Escribe José Luis Comellas en su El último fin de siglo. Gloria y crisis de occidente 1870-1914 (Barcelona 2000, pp. 57-58): «El mismo año en que Boucher de Perthes daba a conocer el resultado sobre sus investigaciones sobre restos prehistóricos, Charles Darwin, no sin vencer fuertes dudas y escrúpulos, publicaba El origen de las especies, uno de los libros que causaron más profunda sensación de todos los tiempos. El mismo día de su salida el libro se agotó, y conoció sólo en un año seis nuevas ediciones, pronto traducidas a todos los idiomas del mundo civilizado. Como escribe Papp, en toda la historia de la ciencia hay muy pocos investigadores (…) que lograsen una repercusión tan poderosa (…). Merced a su labor, llegó a su término en la segunda mitad del siglo pasado, para el mundo de las estructuras vivas, una profunda innovación de ideas semejante en sus alcances a la revolución copernicana que se produjo en el siglo XVI. En una encuesta realizada a fines del siglo XIX entre personas cultas sobre cuáles eran las diez obras más influyentes del siglo, El origen de las especies resultó ser la única que figuraba en todas las listas.»
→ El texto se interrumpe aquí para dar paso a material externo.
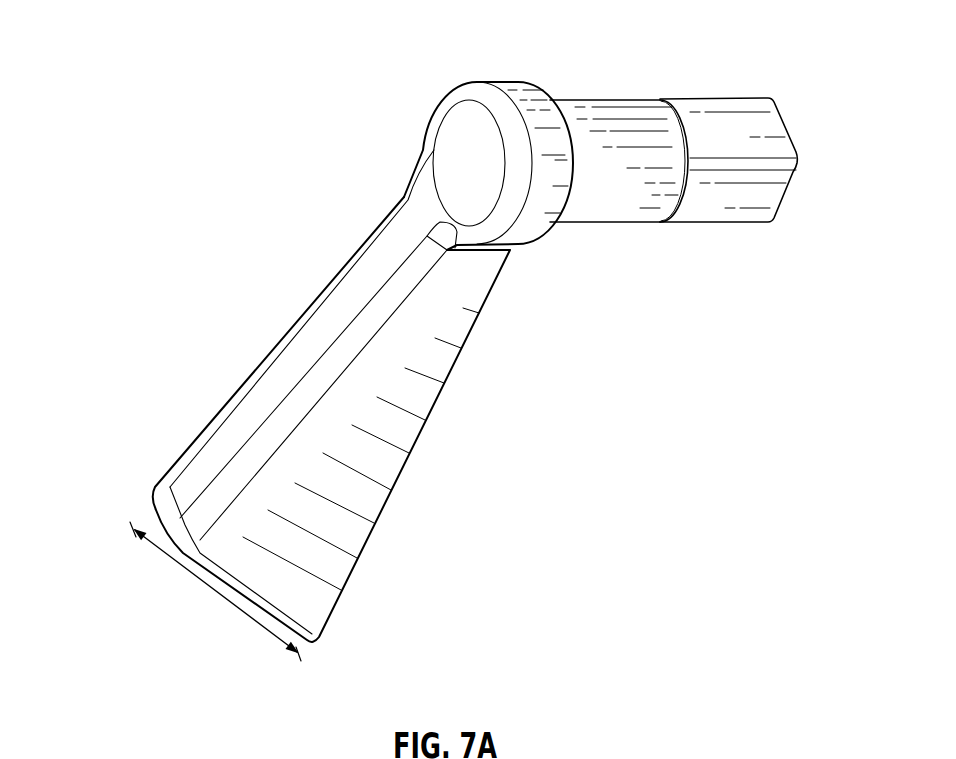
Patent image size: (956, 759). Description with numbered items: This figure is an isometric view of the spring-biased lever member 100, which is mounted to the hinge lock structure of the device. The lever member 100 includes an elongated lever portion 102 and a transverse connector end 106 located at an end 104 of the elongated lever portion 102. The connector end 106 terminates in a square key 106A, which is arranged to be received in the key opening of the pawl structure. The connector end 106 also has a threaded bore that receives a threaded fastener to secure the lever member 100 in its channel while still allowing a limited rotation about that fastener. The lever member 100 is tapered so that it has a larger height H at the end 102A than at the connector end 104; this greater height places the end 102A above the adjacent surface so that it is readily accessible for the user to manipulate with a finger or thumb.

The spring-biased lever member 100 is at (303, 94).
The elongated lever portion 102 is at (553, 265).
The end of the elongated lever portion 102A is at (165, 482).
The end of the elongated lever portion 104 is at (462, 92).
The transverse connector end 106 is at (622, 99).
The square key 106A is at (740, 222).
The height H is at (223, 600).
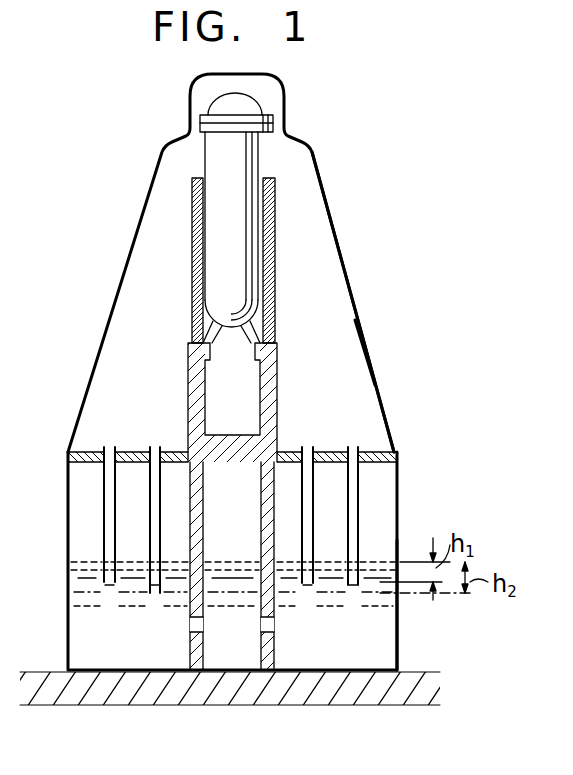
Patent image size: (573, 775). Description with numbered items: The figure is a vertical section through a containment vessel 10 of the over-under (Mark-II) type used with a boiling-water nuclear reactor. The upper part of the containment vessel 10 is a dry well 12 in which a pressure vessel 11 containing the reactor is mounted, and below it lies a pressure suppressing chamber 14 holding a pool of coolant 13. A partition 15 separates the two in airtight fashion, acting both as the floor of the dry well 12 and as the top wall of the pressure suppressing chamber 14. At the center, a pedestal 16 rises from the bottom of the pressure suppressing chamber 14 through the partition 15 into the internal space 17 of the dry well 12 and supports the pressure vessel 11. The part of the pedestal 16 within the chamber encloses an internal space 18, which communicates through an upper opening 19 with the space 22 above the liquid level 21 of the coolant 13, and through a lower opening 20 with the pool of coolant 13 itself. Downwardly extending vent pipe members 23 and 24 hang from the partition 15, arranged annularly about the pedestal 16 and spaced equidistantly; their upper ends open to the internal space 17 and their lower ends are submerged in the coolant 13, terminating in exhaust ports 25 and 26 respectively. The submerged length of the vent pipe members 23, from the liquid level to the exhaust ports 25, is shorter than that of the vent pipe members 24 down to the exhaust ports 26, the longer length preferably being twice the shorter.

The containment vessel 10 is at (321, 199).
The pressure vessel 11 is at (217, 168).
The dry well 12 is at (357, 330).
The coolant 13 is at (338, 662).
The pressure suppressing chamber 14 is at (397, 638).
The partition 15 is at (88, 452).
The pedestal 16 is at (190, 600).
The internal space 17 is at (367, 370).
The internal space 18 is at (248, 521).
The opening 19 is at (191, 497).
The opening 20 is at (203, 625).
The liquid level 21 is at (378, 560).
The space 22 is at (74, 487).
The vent pipe member 23 is at (103, 520).
The vent pipe member 24 is at (150, 470).
The exhaust port 25 is at (108, 586).
The exhaust port 26 is at (153, 594).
»Charles Darwin era médico, miembro de una familia profundamente religiosa. Pronto se aficionó a la zoología y a la minerología; por tal afición más que por su profesión participó en la famosa expedición del Beagle, y frente a las costas americanas del Pacífico comenzó a intuir su teoría de la evolución de las especies, que tardó media vida en madurar. Darwin llegó a la conclusión de que unas especies animales pueden evolucionar hacia otras, porque los caracteres transmitidos de padres a hijos admiten una cierta holgura que no supone una reproducción exacta. Si esta holgura obra siempre ―por causas exógenas― en la misma dirección, una especie puede evolucionar hasta transformarse incluso en una especie distinta. Las tres leyes o fuerzas de la evolución son a) la adaptación al medio ―intuida ya por Lamarck―, que premia a los individuos mejor sobre los peor adaptados a las condiciones exteriores; b) la selección natural: los miembros más dotados tienden a dominar sobre los menos, y por eso a reproducirse más fácil o frecuentemente; c) la lucha por la existencia: los individuos más capacitados expulsan, suprimen o devoran a los menos capacitados.
»Darwin fue prudente. Dudó mucho antes de publicar su obra, y cuando lo hizo, destacó más la idea de progreso, es decir de mejora, la idea-clave de la época, sobre la propia teoría de la evolución como tal. Y dejó al margen al hombre, criatura excelsa, cuyo origen es difícil de explicar. Sólo al final de su vida, espoleado por sus propios partidarios y obligado a definirse contra su deseo, publicó su Descent of Man, en que admitía la posibilidad de que el hombre procediese por evolución de los simios, sin negar por eso su especial y hasta divina dignidad (…). Mucho más lejos llegaron sus discípulos, dispuestos a difundir el evolucionismo como arma arrojadiza, y a burlarse de los tradicionales. La teoría darwiniana tenía una faz optimista, acorde con la idea del progreso, de la mejora constante del universo entero y del hombre mismo hacia formas superiores; por otro lado resultaba humillante, y hería la dignidad humana en lo más sagrado, hasta hacer del hombre un simple descendiente del mono. El escándalo duró muchos años. El darwinismo acabó siendo un símbolo de una concepción progresista de la vida, del materialismo y de humillación para los tradicionales y conservadores. Resulta extraordinariamente revelador que Karl Marx y Friedrich Engels dedicaran el primer tomo de El Capital a Darwin, que nada tenía ciertamente, ni por temperamento ni por ideología, de marxista.»